The American Academy of Dermatology and the Skin Cancer Foundation advise you to:

  • Limit how much sun your child gets between the hours of 10 a.m. and 4 p.m.

  • Use broad-spectrum sunscreen with an SPF 30 or higher that protects against both UVA and UVB rays. Put it on the skin of children older than 6 months of age who are exposed to the sun.

  • Reapply sunscreen every 2 hours, even on cloudy days. Reapply after swimming.

  • Use extra caution near water, snow, and sand. They reflect the damaging rays of the sun. This can increase the chance of sunburn.

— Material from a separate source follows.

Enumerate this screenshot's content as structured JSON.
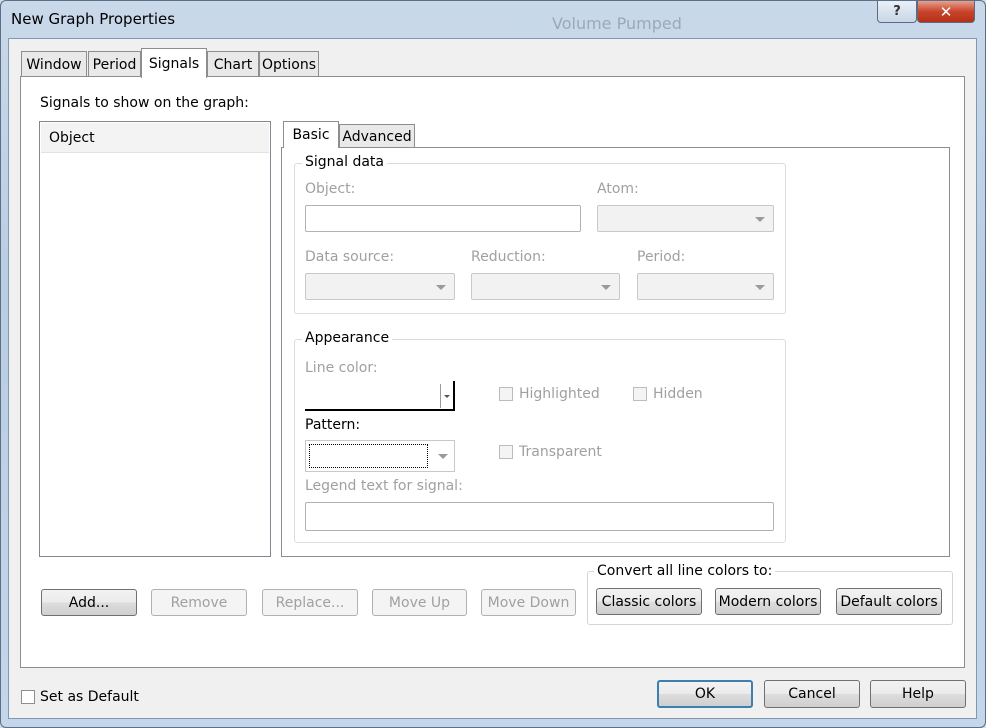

  • Make sure your child wears clothing that covers the body and shades the face. Hats should provide shade for both the face, ears, and back of the neck. Wearing sunglasses will reduce the amount of rays reaching the eye and protect the lids of the eyes, as well as the lens.

  • Dont let your child use or be around sunlamps or tanning beds.

The American Academy of Pediatrics approves of the use of sunscreen on babies younger than 6 months old if adequate clothing and shade are not available. You should still try to keep your baby out of the sun. Dress the baby in lightweight clothing that covers most surface areas of skin. But you also may use a small amount of sunscreen on the babys face and back of the hands.